Questions fréquentes 

Que se passe-t-il quand une entreprise familiale est vendue à un investisseur étranger ?

Quand une entreprise familiale est vendue à un acteur étranger, les décisions se prennent souvent hors de France. Cela peut conduire à des fermetures de sites, à des restructurations rapides et à la perte de savoir-faire transmis de génération en génération, avec des effets durables sur l’emploi local et la souveraineté économique.

En quoi la transmission des savoir-faire renforce la sécurité économique ?

Dans une entreprise familiale, les métiers, procédés et relations clients se transmettent souvent de génération en génération. Cette continuité réduit le risque de rupture dans la production et dans la qualité des produits. Elle consolide des filières industrielles entières et évite que des compétences rares disparaissent ou soient délocalisées.

Quel rôle joue la nouvelle génération dans l’avenir des entreprises familiales ?

La nouvelle génération est souvent mieux formée, plus ouverte à l’international, mais pas toujours prête à reprendre l’entreprise. Quand les enfants choisissent d’autres carrières, les familles doivent trouver d’autres solutions : repreneur externe, fonds, salariés clés. Ces choix ont un impact direct sur l’ancrage territorial et le contrôle national.

Pourquoi faut-il anticiper la transmission d’une entreprise familiale ?

Transmettre une entreprise familiale ne se résume pas à un acte juridique. Il faut choisir le repreneur, organiser le financement, adapter la gouvernance et gérer les enjeux fiscaux et familiaux. Une anticipation sur plusieurs années permet de minimiser les tensions, de sécuriser la continuité de l’activité et d’éviter une vente contrainte.

Le pacte Dutreil est-il aligné avec les objectifs de souveraineté économique ?

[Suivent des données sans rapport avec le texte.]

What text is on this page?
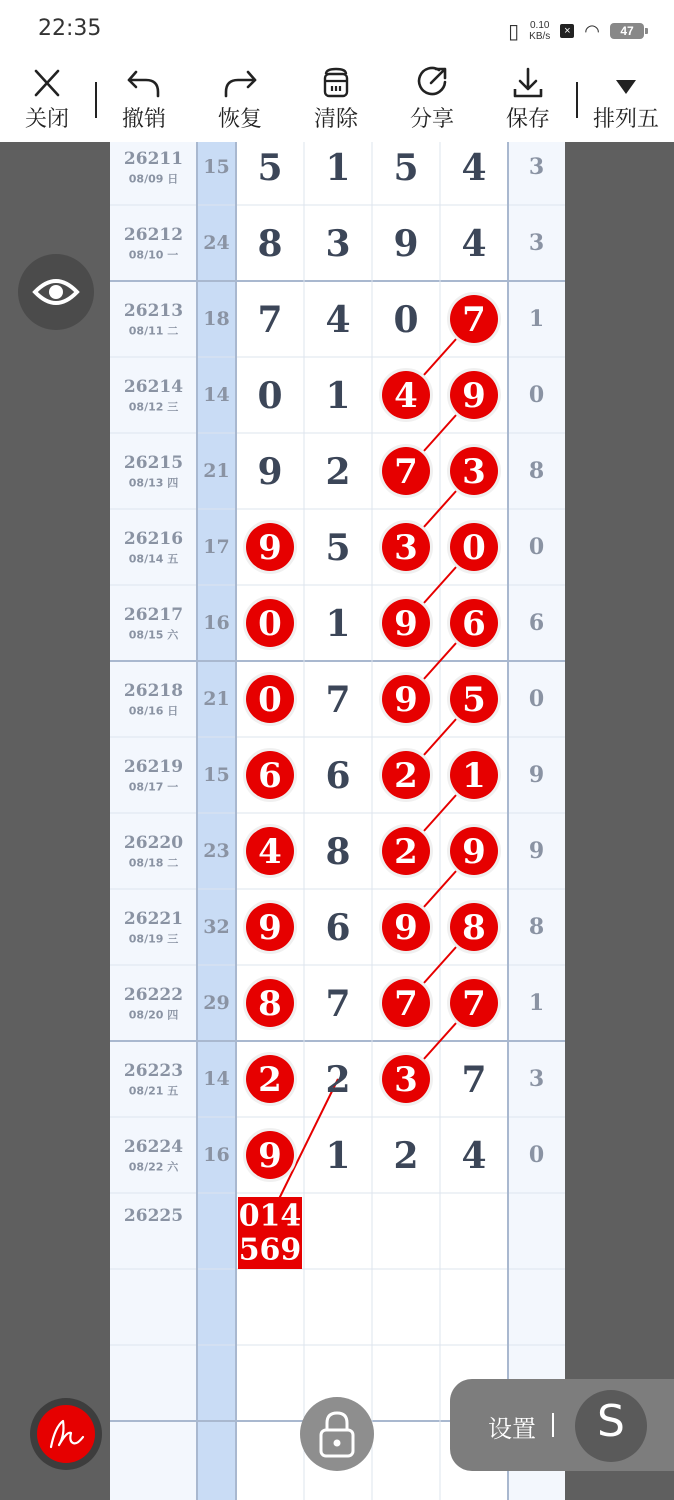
22:35	▯ 0.10
KB/s	× ◠	47
关闭	撤销	恢复	清除	分享	保存	排列五
26211
08/09 日
15 5 1 5 4 3
26212
08/10 一
24 8 3 9 4 3
26213
08/11 二
18 7 4 0 7 1
26214
08/12 三
14 0 1 4 9 0
26215
08/13 四
21 9 2 7 3 8
26216
08/14 五
17 9 5 3 0 0
26217
08/15 六
16 0 1 9 6 6
26218
08/16 日
21 0 7 9 5 0
26219
08/17 一
15 6 6 2 1 9
26220
08/18 二
23 4 8 2 9 9
26221
08/19 三
32 9 6 9 8 8
26222
08/20 四
29 8 7 7 7 1
26223
08/21 五
14 2 2 3 7 3
26224
08/22 六
16 9 1 2 4 0
26225 014
569
设置	S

Même s’il est souvent débattu pour son coût budgétaire, le pacte Dutreil sert aussi d’outil de souveraineté : il facilite la transmission intrafamiliale et limite les ventes imposées par la fiscalité successorale. En préservant le contrôle des entreprises familiales, notamment dans les secteurs industriels et de distribution, il contribue à la stabilité de l’emploi et au maintien des décisions en France.